The people of Baker City knew him as a successful businessman and his home town’s most active booster. But few realized just how successful “Mr. Baker” had been. This is a story of ambition and achievement and one ordinary man’s relationship with the small town he loved.
Leo Adler is not a key figure in the overall history of Oregon. But in one small area of the state, his name is very well known and his impact has been substantial.
Leo was a successful Baker City businessman, whose 98-year lifetime spanned the 20th century. He was born there, near the Idaho border and far from most other places in Oregon. He lived there all his life and died there in 1993.
He was a self-made millionaire. He earned his fortune in the magazine business. As one of the top distributors in the Western U.S., Leo Adler was probably better-known in Chicago and New York publishing circles than in many Pacific Northwest cities, much closer to home.
In Baker City, he was a high-profile local character, a prominent philanthropist and the most energetic and effective booster the town has ever known. Local people called him “Mr. Baker,” though only after his death did they learn what a champion of Baker he really was.
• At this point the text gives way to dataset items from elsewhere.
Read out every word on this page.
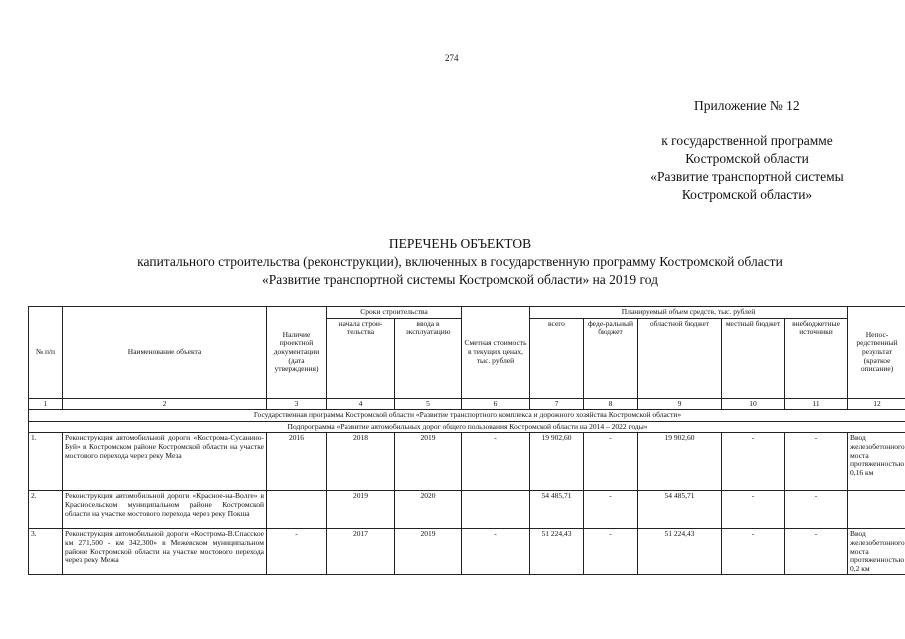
274
Приложение № 12
к государственной программе
Костромской области
«Развитие транспортной системы
Костромской области»
ПЕРЕЧЕНЬ ОБЪЕКТОВ
капитального строительства (реконструкции), включенных в государственную программу Костромской области
«Развитие транспортной системы Костромской области» на 2019 год
№ п/п	Наименование объекта	Наличие проектной документации (дата утверждения)	Сроки строительства		Сметная стоимость в текущих ценах, тыс. рублей	Планируемый объем средств, тыс. рублей					Непос-редственный результат (краткое описание)
			начала строи-тельства	ввода в эксплуатацию		всего	феде-ральный бюджет	областной бюджет	местный бюджет	внебюджетные источники	
1	2	3	4	5	6	7	8	9	10	11	12
Государственная программа Костромской области «Развитие транспортного комплекса и дорожного хозяйства Костромской области»											
Подпрограмма «Развитие автомобильных дорог общего пользования Костромской области на 2014 – 2022 годы»											
1.	Реконструкция автомобильной дороги «Кострома-Сусанино-Буй» в Костромском районе Костромской области на участке мостового перехода через реку Меза	2016	2018	2019	-	19 902,60	-	19 902,60	-	-	Ввод железобетонного моста протяженностью 0,16 км
2.	Реконструкция автомобильной дороги «Красное-на-Волге» в Красносельском муниципальном районе Костромской области на участке мостового перехода через реку Покша		2019	2020		54 485,71	-	54 485,71	-	-	
3.	Реконструкция автомобильной дороги «Кострома-В.Спасское км 271,500 - км 342,300» в Межевском муниципальном районе Костромской области на участке мостового перехода через реку Межа	-	2017	2019	-	51 224,43	-	51 224,43	-	-	Ввод железобетонного моста протяженностью 0,2 км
Leo Adler left an astonishing financial legacy to the people of his community. Initially endowed with his gift of $22 million, the Leo Adler Foundation annually administers generous tuition grants to hundreds of young people. And it aggressively doles out a diverse range of community-improvement grants. What makes this foundation distinctive is that these many millions of dollars go almost exclusively to the people of Baker County, population 18,000.
The endowment itself continues to grow – already surpassing $30 million – even as it is actively tapped for these grants. And Leo Adler’s appreciation for his hometown will enhance education, social services and community-building for many, many decades to come.